Verizon’s Young said the company began training managers and non-union workers at the beginning of the year to prepare for the strike. Thousands of employees were brought in from as far away as Texas, California, and Colorado, he said. They have worked 12 hours a day, six days a week, he said.
The company also used newer technologies to resolve 50,000 problems a day remotely, Young said, such as resetting set-top boxes and routers and testing lines.
Peter Thonis, Verizon’s chief communications officer, acknowledged there was “a little bit of a slowdown” in installing new services like FiOS, but said replacement workers largely kept up on repair work.
The company said in its statement that it will “quickly address any backlog in repairs and unfulfilled requests for service.”

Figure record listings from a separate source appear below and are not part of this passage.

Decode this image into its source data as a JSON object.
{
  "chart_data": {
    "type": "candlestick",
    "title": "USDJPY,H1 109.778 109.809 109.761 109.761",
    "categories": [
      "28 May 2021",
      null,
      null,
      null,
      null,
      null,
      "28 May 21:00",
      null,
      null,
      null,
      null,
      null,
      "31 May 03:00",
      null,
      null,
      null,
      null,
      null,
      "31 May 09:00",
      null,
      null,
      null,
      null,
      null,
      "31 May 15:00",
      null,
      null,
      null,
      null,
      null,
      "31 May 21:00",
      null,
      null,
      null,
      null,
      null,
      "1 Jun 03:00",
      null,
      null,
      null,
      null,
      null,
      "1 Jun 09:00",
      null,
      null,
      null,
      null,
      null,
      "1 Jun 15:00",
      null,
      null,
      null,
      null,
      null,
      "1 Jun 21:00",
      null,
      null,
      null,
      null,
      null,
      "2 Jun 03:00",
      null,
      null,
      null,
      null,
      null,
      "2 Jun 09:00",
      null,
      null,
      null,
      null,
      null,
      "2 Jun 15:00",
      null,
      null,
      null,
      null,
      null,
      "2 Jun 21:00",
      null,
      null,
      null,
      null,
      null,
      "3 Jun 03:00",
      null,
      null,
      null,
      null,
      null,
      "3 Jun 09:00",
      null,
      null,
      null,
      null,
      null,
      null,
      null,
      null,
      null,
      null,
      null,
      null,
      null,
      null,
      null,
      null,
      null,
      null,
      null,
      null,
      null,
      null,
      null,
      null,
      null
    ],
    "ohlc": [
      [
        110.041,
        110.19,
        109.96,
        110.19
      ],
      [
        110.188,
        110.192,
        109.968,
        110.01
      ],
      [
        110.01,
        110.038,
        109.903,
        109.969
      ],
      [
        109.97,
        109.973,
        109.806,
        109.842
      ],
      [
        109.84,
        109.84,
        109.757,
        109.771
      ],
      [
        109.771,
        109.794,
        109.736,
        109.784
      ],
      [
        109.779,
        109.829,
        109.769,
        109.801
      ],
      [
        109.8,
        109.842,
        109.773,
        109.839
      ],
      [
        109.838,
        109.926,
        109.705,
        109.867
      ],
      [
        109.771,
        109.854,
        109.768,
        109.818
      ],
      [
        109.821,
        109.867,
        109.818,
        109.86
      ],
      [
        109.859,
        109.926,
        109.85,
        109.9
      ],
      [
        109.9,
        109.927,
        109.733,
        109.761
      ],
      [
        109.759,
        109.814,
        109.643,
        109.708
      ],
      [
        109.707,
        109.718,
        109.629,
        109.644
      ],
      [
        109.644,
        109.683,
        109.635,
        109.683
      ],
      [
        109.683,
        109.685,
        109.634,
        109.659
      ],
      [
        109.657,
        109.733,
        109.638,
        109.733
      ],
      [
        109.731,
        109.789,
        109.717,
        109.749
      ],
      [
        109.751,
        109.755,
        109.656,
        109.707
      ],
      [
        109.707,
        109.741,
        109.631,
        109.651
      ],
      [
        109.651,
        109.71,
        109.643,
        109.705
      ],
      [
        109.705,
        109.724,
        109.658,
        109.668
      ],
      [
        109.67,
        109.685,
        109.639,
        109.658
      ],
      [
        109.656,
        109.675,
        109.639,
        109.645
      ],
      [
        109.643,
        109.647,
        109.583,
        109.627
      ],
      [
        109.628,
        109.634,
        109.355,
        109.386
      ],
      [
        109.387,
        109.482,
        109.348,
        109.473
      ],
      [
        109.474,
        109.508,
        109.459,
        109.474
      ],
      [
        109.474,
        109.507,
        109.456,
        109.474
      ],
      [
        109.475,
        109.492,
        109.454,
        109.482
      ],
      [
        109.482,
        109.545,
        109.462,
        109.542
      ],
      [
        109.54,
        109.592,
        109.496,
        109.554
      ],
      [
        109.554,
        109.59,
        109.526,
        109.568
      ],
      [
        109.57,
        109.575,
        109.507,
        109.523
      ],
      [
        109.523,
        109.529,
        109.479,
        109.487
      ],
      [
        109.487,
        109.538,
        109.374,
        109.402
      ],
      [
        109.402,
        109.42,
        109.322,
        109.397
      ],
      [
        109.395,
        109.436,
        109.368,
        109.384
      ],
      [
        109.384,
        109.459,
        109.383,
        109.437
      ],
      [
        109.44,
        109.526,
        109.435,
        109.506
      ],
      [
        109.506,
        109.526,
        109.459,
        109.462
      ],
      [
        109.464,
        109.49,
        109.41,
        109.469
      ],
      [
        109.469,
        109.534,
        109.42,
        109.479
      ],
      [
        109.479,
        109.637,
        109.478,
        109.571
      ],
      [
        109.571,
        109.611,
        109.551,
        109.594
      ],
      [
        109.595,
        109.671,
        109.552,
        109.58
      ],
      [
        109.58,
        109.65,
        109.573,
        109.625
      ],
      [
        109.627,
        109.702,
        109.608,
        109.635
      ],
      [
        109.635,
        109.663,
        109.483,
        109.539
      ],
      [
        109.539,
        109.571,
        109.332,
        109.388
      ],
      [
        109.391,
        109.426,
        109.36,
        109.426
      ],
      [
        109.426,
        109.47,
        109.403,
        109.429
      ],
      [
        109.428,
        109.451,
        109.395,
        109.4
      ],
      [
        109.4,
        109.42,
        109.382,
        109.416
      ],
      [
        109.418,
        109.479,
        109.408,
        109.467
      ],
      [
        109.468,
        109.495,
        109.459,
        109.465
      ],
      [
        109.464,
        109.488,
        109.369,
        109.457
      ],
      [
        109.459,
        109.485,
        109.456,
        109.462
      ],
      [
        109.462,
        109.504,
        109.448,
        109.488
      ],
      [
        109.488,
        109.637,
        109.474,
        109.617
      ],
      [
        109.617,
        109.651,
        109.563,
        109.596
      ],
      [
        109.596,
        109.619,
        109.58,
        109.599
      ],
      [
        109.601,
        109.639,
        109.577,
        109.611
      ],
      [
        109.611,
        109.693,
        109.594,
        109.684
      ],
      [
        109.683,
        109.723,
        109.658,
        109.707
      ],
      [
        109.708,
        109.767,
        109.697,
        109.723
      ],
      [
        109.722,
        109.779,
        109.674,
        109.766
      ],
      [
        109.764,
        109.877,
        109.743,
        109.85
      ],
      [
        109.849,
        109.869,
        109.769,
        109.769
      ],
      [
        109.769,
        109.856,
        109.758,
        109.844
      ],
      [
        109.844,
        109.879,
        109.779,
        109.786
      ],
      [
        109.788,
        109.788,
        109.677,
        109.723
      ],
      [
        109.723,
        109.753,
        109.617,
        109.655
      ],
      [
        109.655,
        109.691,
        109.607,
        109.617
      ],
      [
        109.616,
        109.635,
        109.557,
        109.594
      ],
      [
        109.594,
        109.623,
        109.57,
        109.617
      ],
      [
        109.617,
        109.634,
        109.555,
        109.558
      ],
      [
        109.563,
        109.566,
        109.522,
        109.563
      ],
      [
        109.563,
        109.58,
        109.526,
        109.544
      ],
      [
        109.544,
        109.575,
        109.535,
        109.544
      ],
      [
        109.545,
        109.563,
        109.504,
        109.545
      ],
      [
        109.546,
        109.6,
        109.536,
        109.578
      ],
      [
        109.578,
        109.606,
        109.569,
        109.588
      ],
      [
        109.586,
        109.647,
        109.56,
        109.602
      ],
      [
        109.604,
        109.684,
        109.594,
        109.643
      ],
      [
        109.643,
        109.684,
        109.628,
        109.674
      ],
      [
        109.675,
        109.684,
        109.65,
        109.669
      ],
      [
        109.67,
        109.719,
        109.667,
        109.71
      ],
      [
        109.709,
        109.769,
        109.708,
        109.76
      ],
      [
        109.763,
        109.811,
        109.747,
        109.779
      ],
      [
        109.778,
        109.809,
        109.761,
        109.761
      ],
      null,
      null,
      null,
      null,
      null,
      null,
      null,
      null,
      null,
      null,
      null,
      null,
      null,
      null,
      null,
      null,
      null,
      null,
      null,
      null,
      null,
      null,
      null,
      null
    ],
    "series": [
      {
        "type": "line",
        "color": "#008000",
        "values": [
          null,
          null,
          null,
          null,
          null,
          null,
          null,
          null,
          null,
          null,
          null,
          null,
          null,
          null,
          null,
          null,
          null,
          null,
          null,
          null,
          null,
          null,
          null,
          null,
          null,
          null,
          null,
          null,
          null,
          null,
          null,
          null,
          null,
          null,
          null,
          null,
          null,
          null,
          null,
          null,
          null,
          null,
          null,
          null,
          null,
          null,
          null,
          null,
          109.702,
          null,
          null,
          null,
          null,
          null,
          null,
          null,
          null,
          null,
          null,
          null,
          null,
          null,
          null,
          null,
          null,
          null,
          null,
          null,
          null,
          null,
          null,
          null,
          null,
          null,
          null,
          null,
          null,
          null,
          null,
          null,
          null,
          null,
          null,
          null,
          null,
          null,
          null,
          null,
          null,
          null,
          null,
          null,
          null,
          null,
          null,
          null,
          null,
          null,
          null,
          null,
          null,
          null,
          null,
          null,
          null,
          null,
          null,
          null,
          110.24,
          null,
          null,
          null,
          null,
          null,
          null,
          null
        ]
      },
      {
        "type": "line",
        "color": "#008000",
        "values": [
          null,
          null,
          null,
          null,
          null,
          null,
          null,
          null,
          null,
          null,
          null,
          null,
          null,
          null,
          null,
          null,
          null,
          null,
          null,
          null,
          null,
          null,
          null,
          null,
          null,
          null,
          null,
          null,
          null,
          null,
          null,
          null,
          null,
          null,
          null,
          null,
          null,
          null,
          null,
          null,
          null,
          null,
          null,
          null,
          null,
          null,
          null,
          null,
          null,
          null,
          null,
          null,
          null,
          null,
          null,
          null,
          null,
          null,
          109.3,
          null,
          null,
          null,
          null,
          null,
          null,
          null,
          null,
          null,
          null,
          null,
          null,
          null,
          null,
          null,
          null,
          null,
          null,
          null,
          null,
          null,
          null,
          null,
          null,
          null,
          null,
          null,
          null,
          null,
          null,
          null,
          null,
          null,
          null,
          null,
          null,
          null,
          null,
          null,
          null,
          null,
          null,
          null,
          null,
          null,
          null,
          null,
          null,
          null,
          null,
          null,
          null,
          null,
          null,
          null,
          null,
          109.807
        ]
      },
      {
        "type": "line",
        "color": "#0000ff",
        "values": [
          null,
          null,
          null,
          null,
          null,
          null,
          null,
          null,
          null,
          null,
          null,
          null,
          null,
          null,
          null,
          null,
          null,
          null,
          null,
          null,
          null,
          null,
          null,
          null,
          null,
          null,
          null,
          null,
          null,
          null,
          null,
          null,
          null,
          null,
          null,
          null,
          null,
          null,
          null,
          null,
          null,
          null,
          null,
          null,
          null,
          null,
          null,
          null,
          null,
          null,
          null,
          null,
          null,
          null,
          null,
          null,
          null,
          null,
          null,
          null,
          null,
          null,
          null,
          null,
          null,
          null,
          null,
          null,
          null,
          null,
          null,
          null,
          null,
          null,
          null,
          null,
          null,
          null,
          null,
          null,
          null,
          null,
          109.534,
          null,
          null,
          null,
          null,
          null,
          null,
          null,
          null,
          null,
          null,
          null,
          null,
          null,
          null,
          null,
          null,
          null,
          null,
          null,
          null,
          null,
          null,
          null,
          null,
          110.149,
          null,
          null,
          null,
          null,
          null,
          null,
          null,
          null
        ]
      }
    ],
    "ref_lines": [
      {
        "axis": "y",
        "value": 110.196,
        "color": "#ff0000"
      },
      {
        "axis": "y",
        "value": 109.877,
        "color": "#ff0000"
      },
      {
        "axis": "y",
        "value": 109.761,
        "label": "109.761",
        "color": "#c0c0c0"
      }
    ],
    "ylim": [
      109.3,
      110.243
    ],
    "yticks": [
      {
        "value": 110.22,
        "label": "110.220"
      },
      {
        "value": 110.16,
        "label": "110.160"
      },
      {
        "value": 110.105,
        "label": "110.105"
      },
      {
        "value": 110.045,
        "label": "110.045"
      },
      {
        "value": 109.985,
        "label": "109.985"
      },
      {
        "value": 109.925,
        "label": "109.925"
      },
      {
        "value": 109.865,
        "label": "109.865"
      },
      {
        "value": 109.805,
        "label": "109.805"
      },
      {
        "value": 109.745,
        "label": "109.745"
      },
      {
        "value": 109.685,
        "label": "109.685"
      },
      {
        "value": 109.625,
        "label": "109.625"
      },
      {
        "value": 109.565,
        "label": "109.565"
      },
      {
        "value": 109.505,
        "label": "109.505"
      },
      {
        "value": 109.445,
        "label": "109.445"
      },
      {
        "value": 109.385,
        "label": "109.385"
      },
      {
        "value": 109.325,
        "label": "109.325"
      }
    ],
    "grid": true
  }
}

While customers who will now get their FiOS services installed on time may be winners, Verizon’s Thonis said neither the company nor the workers could claim a victory.
“We still have a lot of hard and difficult bargaining to do. None of the major issues that were on the table before the strike, are off the table,” he said.
____
AP radio correspondent Julie Walker contributed to this report.
Last week marked the end of John Haugh’s two-year tenure as president and “chief marketing and merchandising bear” at Build-A-Bear Workshop.
He resigned from his position.
There has been a bit of a revolving door at the No. 2 spot at Build-A-Bear in recent years. Haugh was the Overland-based company’s third president in three years.
The company hasn’t said much about Haugh’s resignation. It noted the fact with two simple sentences in a recent Securities and Exchange Commission filing.
In an email, Jill Saunders, a company spokeswoman, said that Haugh voluntarily resigned his position. It appears he taken a new job since she added that the company would prefer to let Haugh and his new employer announce his new position.
Sean McGowan, an analyst with Needham & Co., said he thinks Haugh left of his own accord.
“I feel strongly that it’s NOT a sign that things are going badly,” he wrote in an email. “Obviously he thought he had a better opportunity somewhere…I think he has changed jobs quite a bit in recent years.”
Haugh joined Build-A-Bear in March 2009. He was previously president of It’s Sugar, a candy and confectionary retailer. He has also held executive positions with Mars Retail Group, Payless ShoeSource and Universal Studios no credit check payday loans.
When he came on board at Build-A-Bear, he replaced Scott Seay, who had been fired in 2008. The company did not disclose a reason for it at the time other than to say the decision was not related to the company’s performance or business operations.
The company’s president before that — Barry Erdos — resigned in January 2007.
But despite the comings and goings of presidents at Build-A-Bear, the leadership at the very top has remained stable. Maxine Clark, the company’s founder, has been the “chief executive bear” throughout the retailer’s history.
Build-A-Bear has begun an external search for president and has temporarily assigned Haugh’s responsibilities to its senior management team.
The turnover comes at a time when the company is working to try to reverse same-store sales declines. In the first quarter, total revenue dipped 6.1 percent. It will report its second quarter earnings later this week.